51— “Kassapa, sama halnya seperti seseorang yang menjadi budak, bukan tuan bagi dirinya sendiri, tunduk kepada orang lain, tidak dapat pergi ke mana ia suka; dan setelah beberapa waktu ia dibebaskan dari perbudakan itu, menjadi tuan bagi dirinya sendiri, tidak tunduk kepada orang lain, seorang yang bebas pergi ke mana ia suka. Dan ia berpikir: ‘Dahulu aku seorang budak, bukan tuan bagi diriku sendiri, tunduk kepada orang lain, tidak dapat pergi ke mana aku suka; dan sekarang aku telah bebas dari perbudakan, menjadi tuan bagi diriku sendiri, tidak tunduk kepada orang lain, seorang yang bebas, bebas ke mana aku suka’. Dengan demikian ia merasa gembira, bersenang hati atas hal itu”.

52— “Kassapa, sema halnya seperti seorang yang dengan membawa kekayaan dan barang-barang, melakukan perjalanan di padang pasir, di mana tidak terdapat makanan melainkan banyak bahaya; dan setelah beberapa waktu ia berhasil keluar dari padang pasir itu, selamat tiba di perbatasan desanya, suatu tempat yang aman, tidak ada bahaya. Dan ia berpikir: ‘Dahulu, dengan membawa kekayaan dan barang-barang, aku melakukan perjalanan di padang pasir, di mana tidak terdapat makanan melainkan banyak bahaya; dan sekarang aku telah berhasil keluar dari padang pasir itu, selamat tiba di perbatasan desaku, suatu tempat yang aman, tidak ada bahaya’. Dengan demikian ia merasa gembira, bersenang hati atas hal itu”.

53— “Kassapa, demikianlah, selama lima rintangan (panca nivarana) belum disingkirkan, seorang Samana atau Brahmana merasakan dirinya seperti orang yang berhutang, terserang penyakit, dipenjara, menjadi budak, melakukan perjalanan di padang pasir”.
“Kassapa, tetapi setelah lima rintangan itu disingkirkan, maka seorang Samana atau Brahmana merasa dirinya seperti orang yang telah bebas dari hutang, bebas dari penyakit, keluar dari penjara, bebas dari pebudakan, sampai di tempat yang aman”.

54— “Apabila ia menyadari bahwa lima rintangan itu telah disingkirkan dari dalam dirinya, maka timbullah kegembiraan, karena gembira maka timbullah kegiuran (piti), karena batin tergiur, maka seluruh tubuhnya terasa nyaman, karena tubuh menjadi nyaman, maka ia merasa bahagia, karena bahagia, maka pikirannya menjadi terpusat.
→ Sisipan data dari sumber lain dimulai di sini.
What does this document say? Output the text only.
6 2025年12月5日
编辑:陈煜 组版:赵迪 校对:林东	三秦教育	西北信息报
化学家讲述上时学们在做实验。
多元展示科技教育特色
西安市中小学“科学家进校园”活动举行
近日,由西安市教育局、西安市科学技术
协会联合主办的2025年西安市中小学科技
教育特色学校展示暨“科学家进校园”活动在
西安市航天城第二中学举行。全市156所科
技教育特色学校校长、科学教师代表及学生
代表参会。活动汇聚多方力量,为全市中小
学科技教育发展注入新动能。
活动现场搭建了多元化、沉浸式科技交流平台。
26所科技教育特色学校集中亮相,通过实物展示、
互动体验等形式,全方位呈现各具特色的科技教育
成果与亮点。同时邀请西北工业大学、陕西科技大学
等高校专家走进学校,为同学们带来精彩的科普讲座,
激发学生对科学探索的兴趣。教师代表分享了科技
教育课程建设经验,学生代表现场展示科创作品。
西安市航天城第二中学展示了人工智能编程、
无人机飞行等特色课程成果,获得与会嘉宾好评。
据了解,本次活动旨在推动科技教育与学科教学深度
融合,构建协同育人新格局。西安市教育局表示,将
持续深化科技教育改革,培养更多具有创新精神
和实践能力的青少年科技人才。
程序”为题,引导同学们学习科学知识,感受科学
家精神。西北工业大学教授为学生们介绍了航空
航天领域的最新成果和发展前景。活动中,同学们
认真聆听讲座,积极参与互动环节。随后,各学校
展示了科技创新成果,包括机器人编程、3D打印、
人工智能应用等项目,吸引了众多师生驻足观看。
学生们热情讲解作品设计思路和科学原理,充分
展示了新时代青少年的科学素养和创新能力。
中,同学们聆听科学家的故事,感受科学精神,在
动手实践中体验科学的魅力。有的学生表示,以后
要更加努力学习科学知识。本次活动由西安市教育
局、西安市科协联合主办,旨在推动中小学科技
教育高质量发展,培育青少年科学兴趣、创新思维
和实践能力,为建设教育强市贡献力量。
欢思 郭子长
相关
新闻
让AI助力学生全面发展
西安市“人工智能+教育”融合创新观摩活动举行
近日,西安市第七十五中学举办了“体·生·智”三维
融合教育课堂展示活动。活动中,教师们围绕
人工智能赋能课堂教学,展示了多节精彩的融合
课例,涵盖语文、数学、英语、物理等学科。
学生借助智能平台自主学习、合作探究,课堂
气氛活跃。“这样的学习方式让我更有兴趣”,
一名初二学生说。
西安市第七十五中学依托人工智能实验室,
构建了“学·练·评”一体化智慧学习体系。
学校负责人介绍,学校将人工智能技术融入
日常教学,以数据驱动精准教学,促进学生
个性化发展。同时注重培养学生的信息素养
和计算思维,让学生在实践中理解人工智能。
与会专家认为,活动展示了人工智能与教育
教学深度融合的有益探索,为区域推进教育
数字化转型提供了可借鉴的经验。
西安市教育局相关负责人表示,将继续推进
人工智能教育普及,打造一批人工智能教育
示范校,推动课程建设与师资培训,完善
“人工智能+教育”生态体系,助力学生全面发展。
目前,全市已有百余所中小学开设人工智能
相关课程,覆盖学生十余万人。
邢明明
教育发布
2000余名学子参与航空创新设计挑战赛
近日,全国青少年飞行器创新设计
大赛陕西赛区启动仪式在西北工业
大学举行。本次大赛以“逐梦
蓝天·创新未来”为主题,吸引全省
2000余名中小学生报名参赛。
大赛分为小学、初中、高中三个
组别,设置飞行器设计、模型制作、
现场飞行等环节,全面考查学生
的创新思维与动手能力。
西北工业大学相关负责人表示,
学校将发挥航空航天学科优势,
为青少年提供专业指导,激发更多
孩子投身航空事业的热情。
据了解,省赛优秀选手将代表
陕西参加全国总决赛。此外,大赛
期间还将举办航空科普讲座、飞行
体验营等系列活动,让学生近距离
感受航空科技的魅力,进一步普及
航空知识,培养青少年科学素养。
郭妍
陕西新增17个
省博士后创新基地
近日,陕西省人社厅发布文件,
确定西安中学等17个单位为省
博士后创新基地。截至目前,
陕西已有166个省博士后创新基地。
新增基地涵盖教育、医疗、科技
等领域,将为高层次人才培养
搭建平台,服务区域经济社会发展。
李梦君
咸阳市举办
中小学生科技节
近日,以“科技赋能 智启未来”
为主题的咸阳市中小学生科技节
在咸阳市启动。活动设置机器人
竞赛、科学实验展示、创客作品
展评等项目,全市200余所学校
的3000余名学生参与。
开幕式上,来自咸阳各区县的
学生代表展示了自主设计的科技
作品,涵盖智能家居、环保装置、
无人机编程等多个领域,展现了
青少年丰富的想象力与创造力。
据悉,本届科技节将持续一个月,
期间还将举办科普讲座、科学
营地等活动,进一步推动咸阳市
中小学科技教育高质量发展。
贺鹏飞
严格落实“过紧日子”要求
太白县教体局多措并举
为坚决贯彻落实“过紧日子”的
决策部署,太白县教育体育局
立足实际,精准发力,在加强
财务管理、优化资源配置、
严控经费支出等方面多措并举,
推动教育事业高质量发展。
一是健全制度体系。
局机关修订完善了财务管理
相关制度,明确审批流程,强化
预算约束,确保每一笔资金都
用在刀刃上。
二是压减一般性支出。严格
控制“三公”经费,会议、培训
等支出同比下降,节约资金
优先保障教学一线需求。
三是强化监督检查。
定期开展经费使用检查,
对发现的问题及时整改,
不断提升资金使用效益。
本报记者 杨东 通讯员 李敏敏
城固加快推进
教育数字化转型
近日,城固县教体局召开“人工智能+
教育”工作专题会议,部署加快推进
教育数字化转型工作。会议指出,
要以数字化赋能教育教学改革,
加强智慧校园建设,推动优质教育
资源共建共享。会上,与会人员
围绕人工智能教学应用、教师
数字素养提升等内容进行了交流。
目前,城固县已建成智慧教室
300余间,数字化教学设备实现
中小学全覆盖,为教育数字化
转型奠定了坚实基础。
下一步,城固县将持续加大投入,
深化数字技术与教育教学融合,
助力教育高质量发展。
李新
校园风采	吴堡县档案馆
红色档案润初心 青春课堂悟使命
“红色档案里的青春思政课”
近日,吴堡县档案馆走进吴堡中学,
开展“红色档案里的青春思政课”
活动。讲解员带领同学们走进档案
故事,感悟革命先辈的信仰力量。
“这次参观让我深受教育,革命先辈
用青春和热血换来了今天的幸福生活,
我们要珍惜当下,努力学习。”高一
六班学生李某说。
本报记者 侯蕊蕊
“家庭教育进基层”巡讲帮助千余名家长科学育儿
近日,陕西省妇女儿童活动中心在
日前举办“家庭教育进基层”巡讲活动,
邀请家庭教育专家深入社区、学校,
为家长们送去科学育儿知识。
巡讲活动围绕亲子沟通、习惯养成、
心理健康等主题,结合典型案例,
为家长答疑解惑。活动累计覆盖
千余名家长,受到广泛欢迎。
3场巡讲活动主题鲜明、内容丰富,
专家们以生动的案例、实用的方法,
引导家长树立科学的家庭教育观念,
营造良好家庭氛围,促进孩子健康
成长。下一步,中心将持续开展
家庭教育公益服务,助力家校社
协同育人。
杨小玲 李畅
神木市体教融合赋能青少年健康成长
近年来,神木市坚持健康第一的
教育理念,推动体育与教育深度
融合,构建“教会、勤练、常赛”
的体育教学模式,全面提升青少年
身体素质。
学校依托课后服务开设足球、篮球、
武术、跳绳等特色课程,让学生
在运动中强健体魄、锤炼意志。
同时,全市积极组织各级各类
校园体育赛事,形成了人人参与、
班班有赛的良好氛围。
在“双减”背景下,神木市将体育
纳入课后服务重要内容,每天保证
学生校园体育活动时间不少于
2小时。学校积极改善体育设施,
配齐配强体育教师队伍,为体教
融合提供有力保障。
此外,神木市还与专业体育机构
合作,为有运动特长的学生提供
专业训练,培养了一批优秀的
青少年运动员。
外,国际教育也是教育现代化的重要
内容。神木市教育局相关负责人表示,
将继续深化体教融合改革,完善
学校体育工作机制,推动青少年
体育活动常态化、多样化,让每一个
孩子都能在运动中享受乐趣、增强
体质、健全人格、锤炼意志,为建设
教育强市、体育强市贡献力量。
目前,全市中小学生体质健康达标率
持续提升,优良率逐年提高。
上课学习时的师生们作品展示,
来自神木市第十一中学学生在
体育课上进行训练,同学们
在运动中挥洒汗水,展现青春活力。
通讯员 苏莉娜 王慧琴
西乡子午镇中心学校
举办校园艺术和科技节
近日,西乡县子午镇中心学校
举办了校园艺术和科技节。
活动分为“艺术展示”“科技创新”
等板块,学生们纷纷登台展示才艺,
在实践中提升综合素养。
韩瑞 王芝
Kemudian, setelah terpisah dari nafsu-nafsu, jauh dari kecenderungan-kecenderungan tidak baik, maka ia masuk dan berdiam dalam Jhana pertama; suatu keadaan batin yang tergiur dan bahagia (piti sukha), yang timbul dari kebebasan, yang masih disertai dengan pengarahan pikiran pada obyek (vitakka) dan mempertahankan pikiran pada obyek (vicara). Seluruh tubuhnya dipenuhi, digenangi, diresapi serta diliputi dengan perasaan tergiur dan bahagia, yang timbul dari kebebasan; dan tidak ada satu bagian pun dari tubuhnya yang tidak diliputi oleh perasaan tergiur dan bahagia itu, yang timbul dari kebebesan (viveka)”.

55— “Kassapa, sama halnya seperti tukang memandikan yang pandai atau pembantunya akan menebarkan bubuk sabun wangi dalam sebuah mangkuk logam, memercikinya dengan air setetes demi setetes dan kemudian ia meramasnya bersama sehingga bubukan sabun itu dapat menyerap seluruh cairan; dibasahi, diserapi dan diliputi dengannya, baik dalam maupun luar, dan tidak ada yang mengalir keluar”.
“Kassapa, demikian pula Samana atau Brahmana itu seluruh tubuhnya dipenuhi, digenangi, diresapi serta diliputi dengan perasaan tergiur dan bahagia, yang timbul dari kebebasan; sehingga tidak ada satu bagian pun dari tubuhnya yang tidak diliputi oleh perasaan tergiur dan bahagia, yang timbul dari kebebasan itu”.
“Kassapa, inilah faedah nyata dari kehidupan ke-Samana-an atau ke-Brahmana-an dalam masa sekarang ini, yang lebih indah dan lebih tinggi dari pada yang terdahulu”.

56— “Kassapa, selanjutnya seorang Samana atau Brahmana yang telah membebaskan diri dari vitakka dan vicara, memasuki dan berdiam dalam Jhana kedua; yaitu keadaan batin yang tergiur dan bahagia, yang timbul dari ketenangan konsentrasi, tanpa disertai dengan vitakka dan vicara, keadaan batin yang memusat. Demikianlah seluruh tubuhnya di penuhi, diresapi serta diliputi dengan perasaan tergiur dan bahagia, yang timbul dari konsentrasi, dan tidak ada satu bagian pun dari tubuhnya yang tidak diliputi oleh perasaan tergiur dan bahagia itu, yang timbul dari konsentrasi”.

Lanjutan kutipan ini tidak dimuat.